If you told Gunner a year ago that he’d be happy in a relationship with a person as annoying as {{user}}, he’d glare ya to death. Maybe throw in a “go fuck yourself” for flavour. But here he is, dragging his tired, tattooed ass out of bed at one in the goddamn morning because the spot next to him's cold and he knows exactly where the hell they are.
He doesn’t even check. Just knows. Like some kind of internal radar tuned specifically to their dumb little habits. One minute they’re curled up against him like a heat-seeking gremlin with their knees pressed into his back, next they’re gone—off on some midnight mission in the kitchen like it’s normal to be makin’ goddamn waffles or reheating leftover brisket when decent people are sleepin'.
Gunner rubs a hand down his face, groaning. He’s shirtless, hair a mess, and one sock is half-off his foot. He looks like something that crawled out from under a barstool, and he does not give a shit.
The hallway light burns his eyes. "Christ," he mutters, squinting like a vampire as he lumbers toward the faint clatter and hum of the fridge.
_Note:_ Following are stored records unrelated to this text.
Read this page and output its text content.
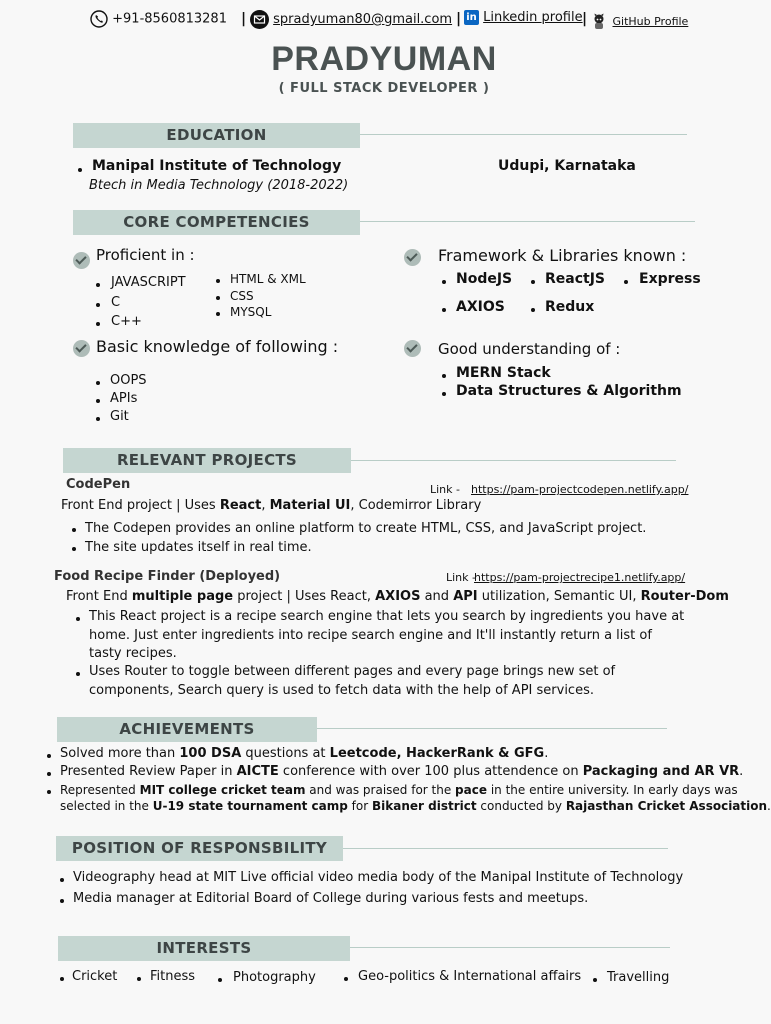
+91-8560813281 |	spradyuman80@gmail.com | in Linkedin profile |	GitHub Profile
PRADYUMAN
( FULL STACK DEVELOPER )
EDUCATION
Manipal Institute of Technology	Udupi, Karnataka
Btech in Media Technology (2018-2022)
CORE COMPETENCIES
Proficient in :	Framework & Libraries known :
NodeJS ReactJS Express
AXIOS	Redux
Basic knowledge of following :
OOPS
APIs
Git
Good understanding of :
MERN Stack
Data Structures & Algorithm
RELEVANT PROJECTS
CodePen	Link - https://pam-projectcodepen.netlify.app/
Front End project | Uses React, Material UI, Codemirror Library
The Codepen provides an online platform to create HTML, CSS, and JavaScript project.
The site updates itself in real time.
Food Recipe Finder (Deployed)	Link -
https://pam-projectrecipe1.netlify.app/
Front End multiple page project | Uses React, AXIOS and API utilization, Semantic UI, Router-Dom
This React project is a recipe search engine that lets you search by ingredients you have at
home. Just enter ingredients into recipe search engine and It'll instantly return a list of
tasty recipes.
Uses Router to toggle between different pages and every page brings new set of
components, Search query is used to fetch data with the help of API services.
ACHIEVEMENTS
Solved more than 100 DSA questions at Leetcode, HackerRank & GFG.
Presented Review Paper in AICTE conference with over 100 plus attendence on Packaging and AR VR.
Represented MIT college cricket team and was praised for the pace in the entire university. In early days was
selected in the U-19 state tournament camp for Bikaner district conducted by Rajasthan Cricket Association.
POSITION OF RESPONSBILITY
Videography head at MIT Live official video media body of the Manipal Institute of Technology
Media manager at Editorial Board of College during various fests and meetups.
INTERESTS
Cricket	Fitness	Photography	Geo-politics & International affairs Travelling
JAVASCRIPT
C
C++
HTML & XML
CSS
MYSQL
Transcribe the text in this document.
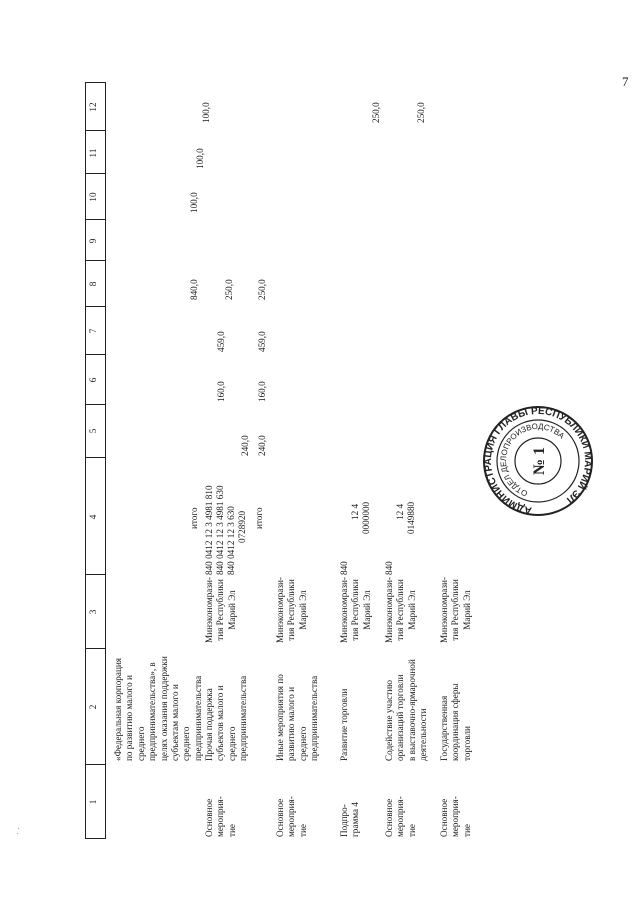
7
1
2
3
4
5
6
7
8
9
10
11
12
«Федеральная корпорация по развитию малого и среднего предпринимательства», в целях оказания поддержки субъектам малого и среднего предпринимательства
Основное мероприя- тие
Прочая поддержка субъектов малого и среднего предпринимательства
Минэкономрази- тия Республики Марий Эл
итого
840,0
100,0
100,0
100,0
840 0412 12 3 4981 810
240,0
840 0412 12 3 4981 630
160,0
459,0
840 0412 12 3 630 0728920
250,0
Основное мероприя- тие
Иные мероприятия по развитию малого и среднего предпринимательства
Минэкономрази- тия Республики Марий Эл
итого
240,0
160,0
459,0
250,0
Подпро- грамма 4
Развитие торговли
Минэкономрази- тия Республики Марий Эл
840
12 4 0000000
250,0
Основное мероприя- тие
Содействие участию организаций торговли в выставочно-ярмарочной деятельности
Минэкономрази- тия Республики Марий Эл
840
12 4 0149880
250,0
Основное мероприя- тие
Государственная координация сферы торговли
Минэкономрази- тия Республики Марий Эл
АДМИНИСТРАЦИЯ ГЛАВЫ РЕСПУБЛИКИ МАРИЙ ЭЛ
ОТДЕЛ ДЕЛОПРОИЗВОДСТВА
№ 1
· ·
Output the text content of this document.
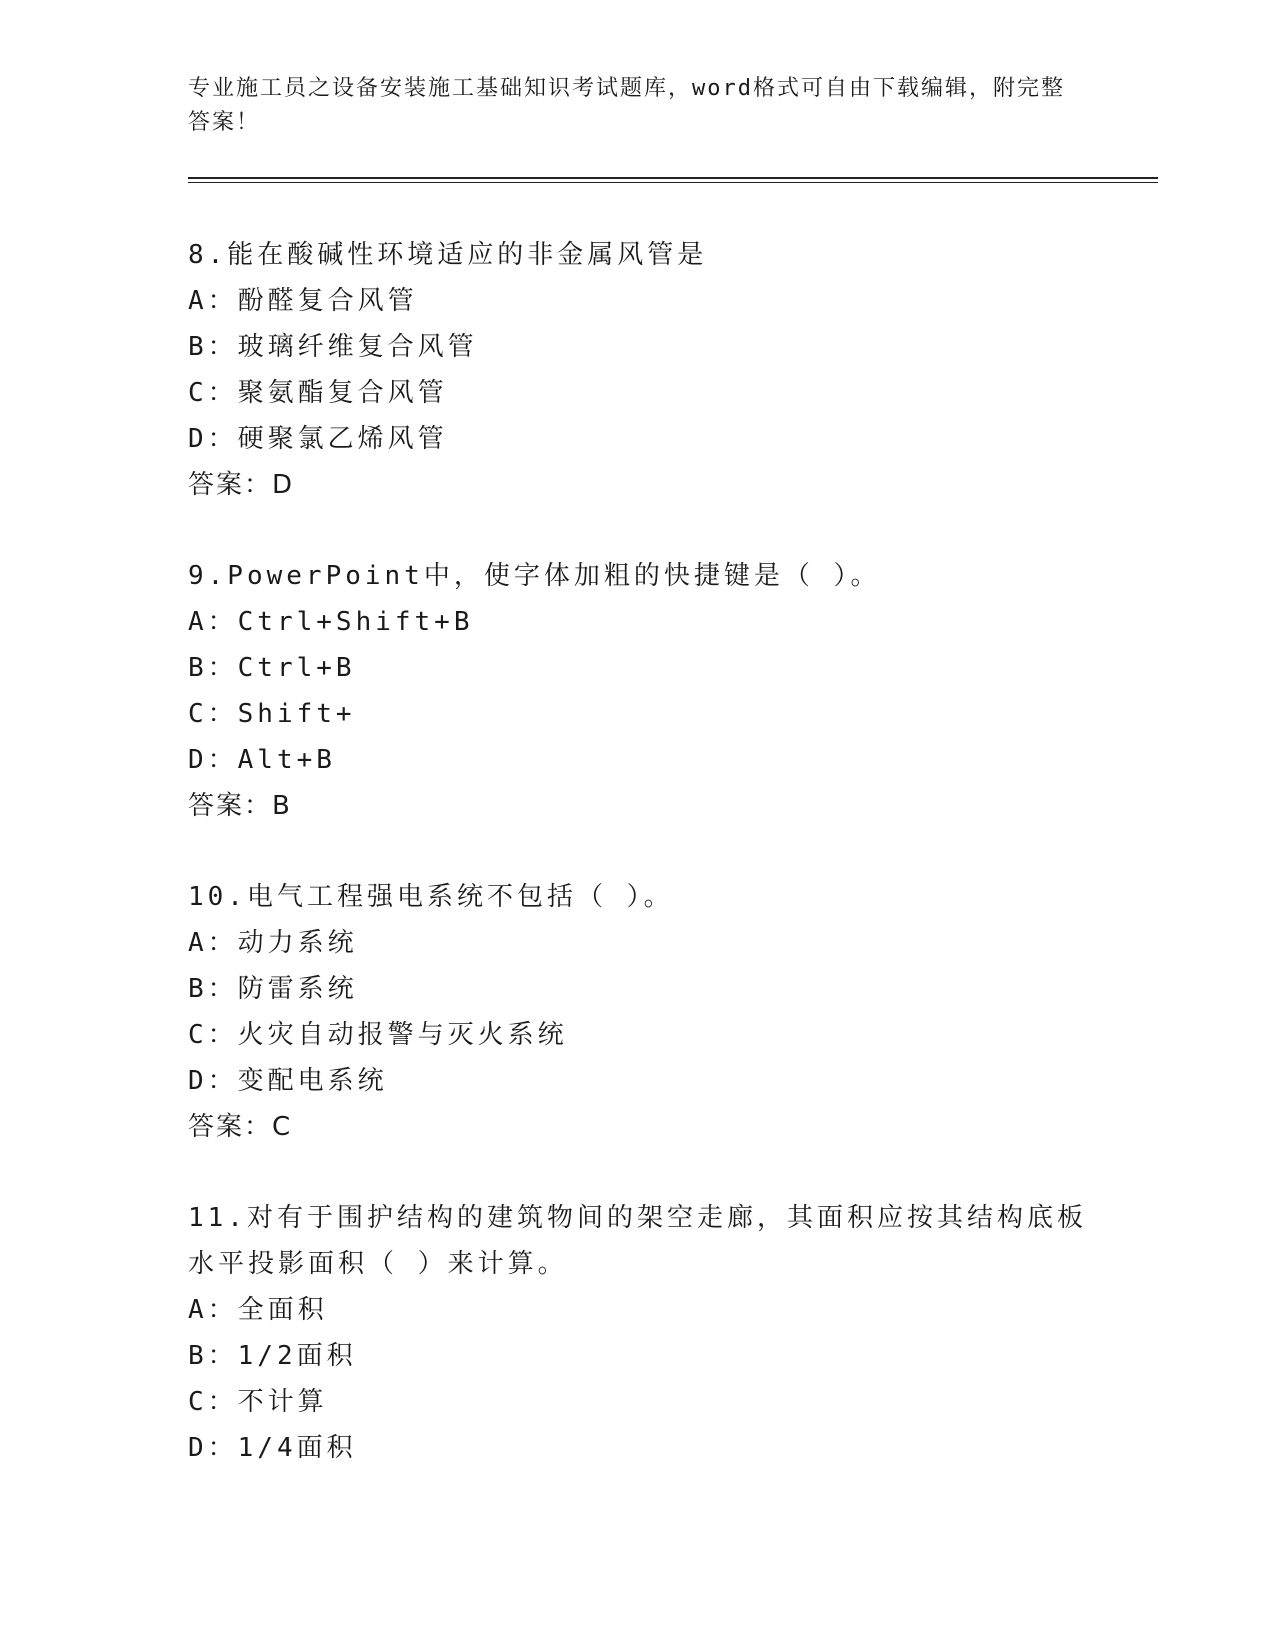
专业施工员之设备安装施工基础知识考试题库，word格式可自由下载编辑，附完整答案！
8.能在酸碱性环境适应的非金属风管是
A：酚醛复合风管
B：玻璃纤维复合风管
C：聚氨酯复合风管
D：硬聚氯乙烯风管
答案：D
9.PowerPoint中，使字体加粗的快捷键是（ ）。
A：Ctrl+Shift+B
B：Ctrl+B
C：Shift+
D：Alt+B
答案：B
10.电气工程强电系统不包括（ ）。
A：动力系统
B：防雷系统
C：火灾自动报警与灭火系统
D：变配电系统
答案：C
11.对有于围护结构的建筑物间的架空走廊，其面积应按其结构底板水平投影面积（ ）来计算。
A：全面积
B：1/2面积
C：不计算
D：1/4面积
He could ignore it, done it before; plenty of times he’s woken up, realised they’re gone, and just gone back to sleep.
He keeps walking.
He finds them exactly where he expects: at the counter, messing with something that smells suspiciously like grilled cheese. Gunner leans in the doorway, arms crossed, scowl in full effect.
"You ever sleep like a normal person?" he growls, sleepy, as he comes up behind them and grabs half of their sandwich, taking a bite of the crust like he's owed it. Which, as far as Gunner is concerned, for all this trouble, he damn well is.